【完】V.I.P〜今宵、貴方だけの私になる〜
「…かな、めさ……?」
「この馬鹿が!あんな書き置きなんて残しておいて、そんなに泣くぐらいなら、今すぐ俺の所へ来い!」
突然現れた愛し人に、グイッと腕を掴まれ体がバランスを崩して揺れる前に、彼の胸の中へと私は収まった。
こんなことがあってもいいのだろうか?
これは私の都合のいい夢なんじゃないだろうか?
それでも、私はこう聞かずにはいられない。
「ど…して…?」
その問いに対して彼は、焦ったような怒りを含んだ声で答えてくる。
「どうしたもこうしたもあるか。
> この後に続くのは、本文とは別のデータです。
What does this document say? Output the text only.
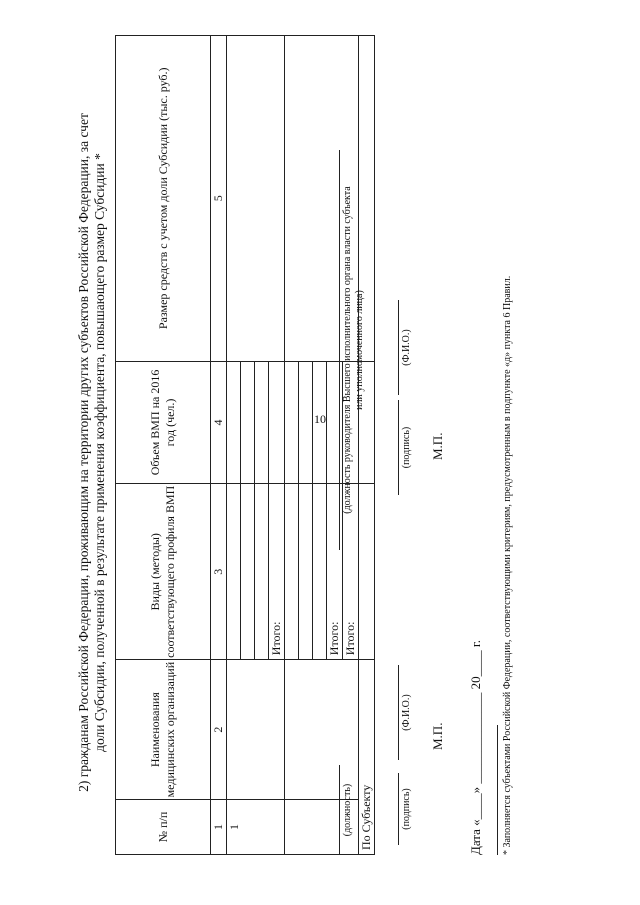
10
2) гражданам Российской Федерации, проживающим на территории других субъектов Российской Федерации, за счет доли Субсидии, полученной в результате применения коэффициента, повышающего размер Субсидии *
№ п/п	Наименования медицинских организаций	Виды (методы) соответствующего профиля ВМП	Объем ВМП на 2016 год (чел.)	Размер средств с учетом доли Субсидии (тыс. руб.)
1	2	3	4	5
1				

		Итого:		

		Итого:		
		Итого:		
По Субъекту				
(должность)
(должность руководителя Высшего исполнительного органа власти субъекта или уполномоченного лица)
(подпись)
(Ф.И.О.)
(подпись)
(Ф.И.О.)
М.П.
М.П.
Дата «____» ______________ 20____ г. * Заполняется субъектами Российской Федерации, соответствующими критериям, предусмотренным в подпункте «д» пункта 6 Правил.
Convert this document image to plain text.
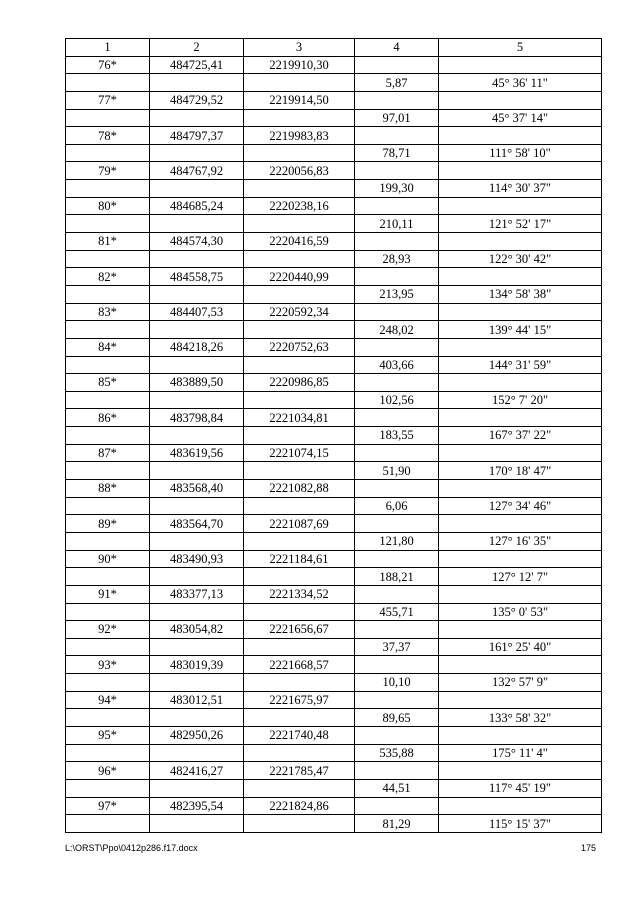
1	2	3	4	5
76*	484725,41	2219910,30		
			5,87	45° 36' 11"
77*	484729,52	2219914,50		
			97,01	45° 37' 14"
78*	484797,37	2219983,83		
			78,71	111° 58' 10"
79*	484767,92	2220056,83		
			199,30	114° 30' 37"
80*	484685,24	2220238,16		
			210,11	121° 52' 17"
81*	484574,30	2220416,59		
			28,93	122° 30' 42"
82*	484558,75	2220440,99		
			213,95	134° 58' 38"
83*	484407,53	2220592,34		
			248,02	139° 44' 15"
84*	484218,26	2220752,63		
			403,66	144° 31' 59"
85*	483889,50	2220986,85		
			102,56	152° 7' 20"
86*	483798,84	2221034,81		
			183,55	167° 37' 22"
87*	483619,56	2221074,15		
			51,90	170° 18' 47"
88*	483568,40	2221082,88		
			6,06	127° 34' 46"
89*	483564,70	2221087,69		
			121,80	127° 16' 35"
90*	483490,93	2221184,61		
			188,21	127° 12' 7"
91*	483377,13	2221334,52		
			455,71	135° 0' 53"
92*	483054,82	2221656,67		
			37,37	161° 25' 40"
93*	483019,39	2221668,57		
			10,10	132° 57' 9"
94*	483012,51	2221675,97		
			89,65	133° 58' 32"
95*	482950,26	2221740,48		
			535,88	175° 11' 4"
96*	482416,27	2221785,47		
			44,51	117° 45' 19"
97*	482395,54	2221824,86		
			81,29	115° 15' 37"
L:\ORST\Ppo\0412p286.f17.docx	175
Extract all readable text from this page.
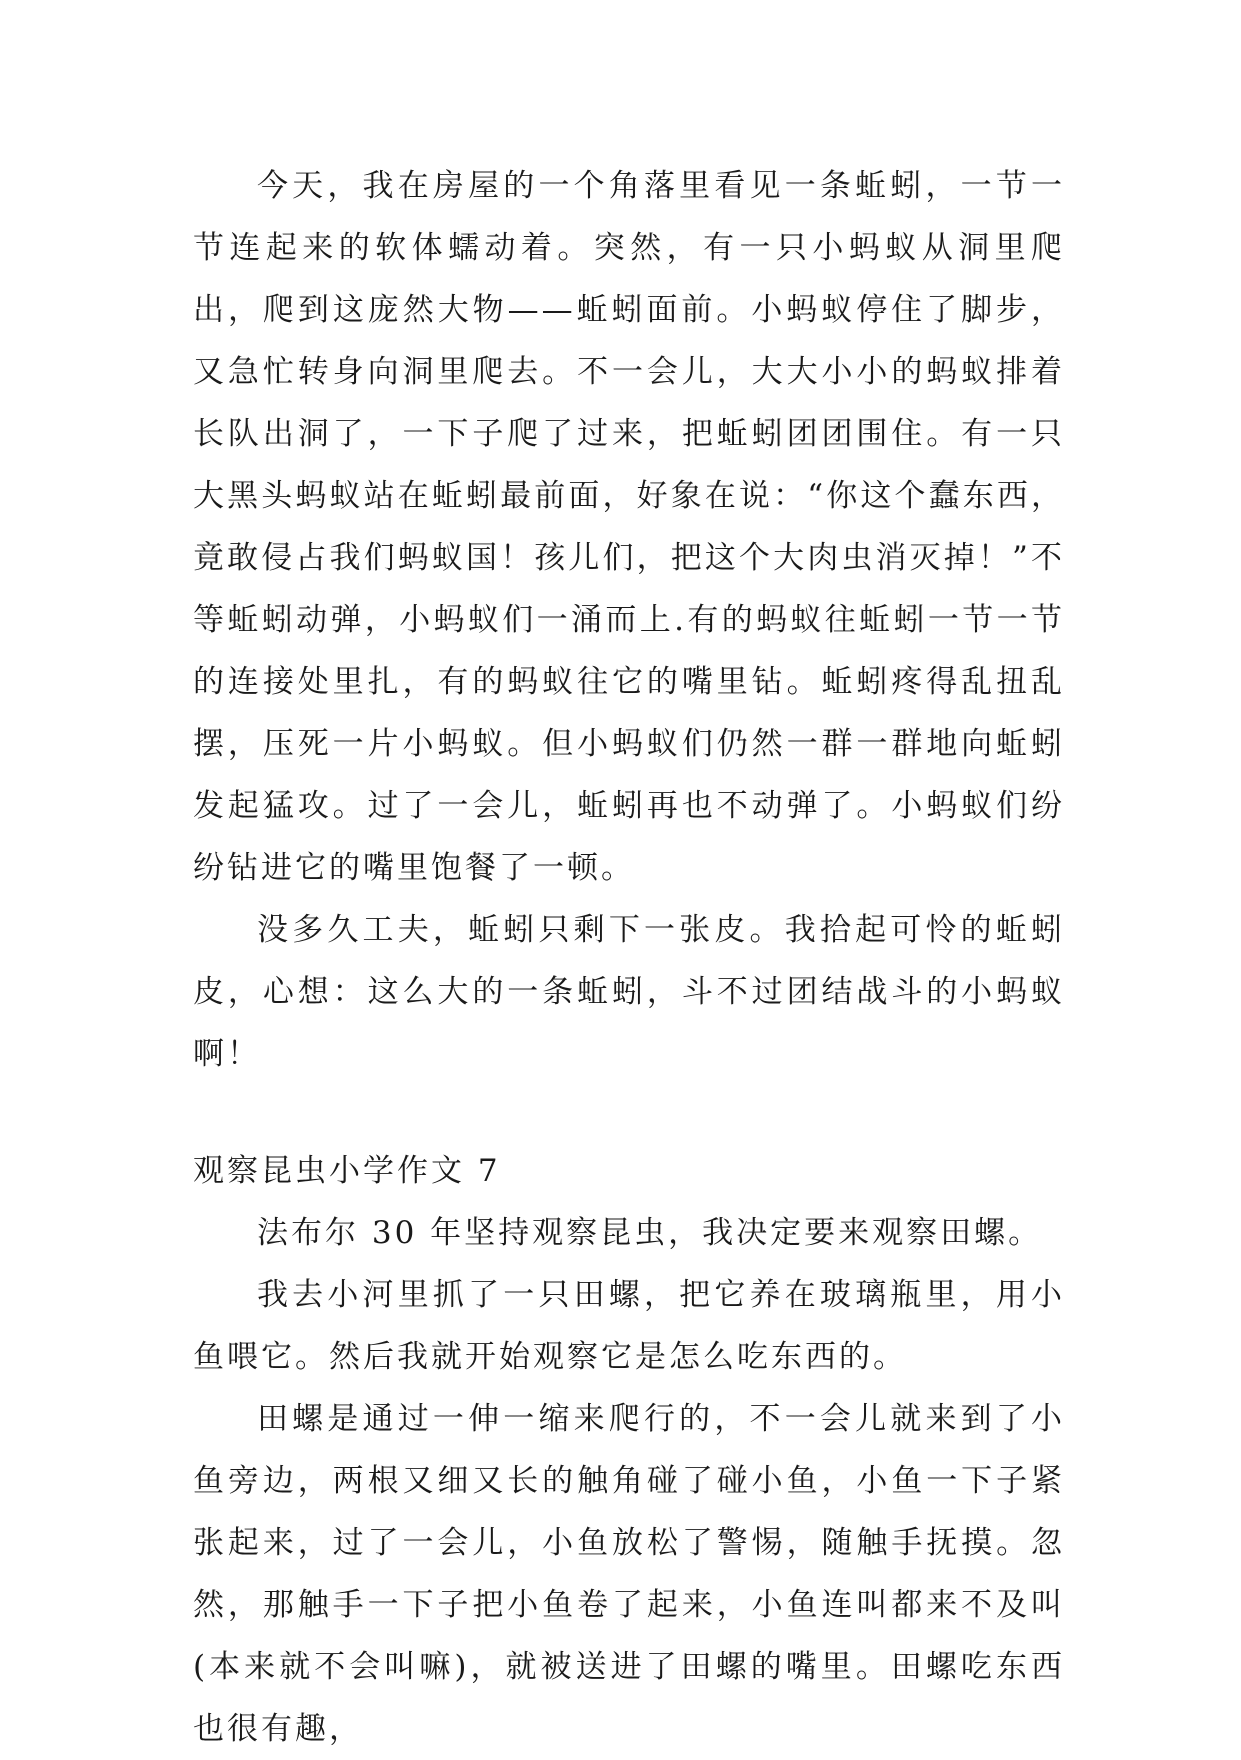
今天，我在房屋的一个角落里看见一条蚯蚓，一节一节连起来的软体蠕动着。突然，有一只小蚂蚁从洞里爬出，爬到这庞然大物——蚯蚓面前。小蚂蚁停住了脚步，又急忙转身向洞里爬去。不一会儿，大大小小的蚂蚁排着长队出洞了，一下子爬了过来，把蚯蚓团团围住。有一只大黑头蚂蚁站在蚯蚓最前面，好象在说：“你这个蠢东西，竟敢侵占我们蚂蚁国！孩儿们，把这个大肉虫消灭掉！”不等蚯蚓动弹，小蚂蚁们一涌而上.有的蚂蚁往蚯蚓一节一节的连接处里扎，有的蚂蚁往它的嘴里钻。蚯蚓疼得乱扭乱摆，压死一片小蚂蚁。但小蚂蚁们仍然一群一群地向蚯蚓发起猛攻。过了一会儿，蚯蚓再也不动弹了。小蚂蚁们纷纷钻进它的嘴里饱餐了一顿。

没多久工夫，蚯蚓只剩下一张皮。我拾起可怜的蚯蚓皮，心想：这么大的一条蚯蚓，斗不过团结战斗的小蚂蚁啊！

观察昆虫小学作文 7

法布尔 30 年坚持观察昆虫，我决定要来观察田螺。

我去小河里抓了一只田螺，把它养在玻璃瓶里，用小鱼喂它。然后我就开始观察它是怎么吃东西的。

田螺是通过一伸一缩来爬行的，不一会儿就来到了小鱼旁边，两根又细又长的触角碰了碰小鱼，小鱼一下子紧张起来，过了一会儿，小鱼放松了警惕，随触手抚摸。忽然，那触手一下子把小鱼卷了起来，小鱼连叫都来不及叫(本来就不会叫嘛)，就被送进了田螺的嘴里。田螺吃东西也很有趣，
お前も連れて行こうと執務室に入ってみればもぬけの殻、しかもあんな書き置きはあるし、挙句連絡も付かない。あちこち探してもすぐに見つけることは出来ないし…一体お前は何を考えているんだ?」
ジッと見つめてくる熱くて荒々しい視線。
私それを直視出来ずに俯いた。
「もう…必要ないじゃ、ないですか…」
「なに?」
「…、っ。だって、私のことなんて…」
「忍…」
上手く言葉に言い表せずに、いやいやを繰り返す私の髪を優しく梳いて、そして強く抱き締めてから、彼は静かに私の名前を呼んだ。
それだけで、ドキンドキンと高鳴る胸。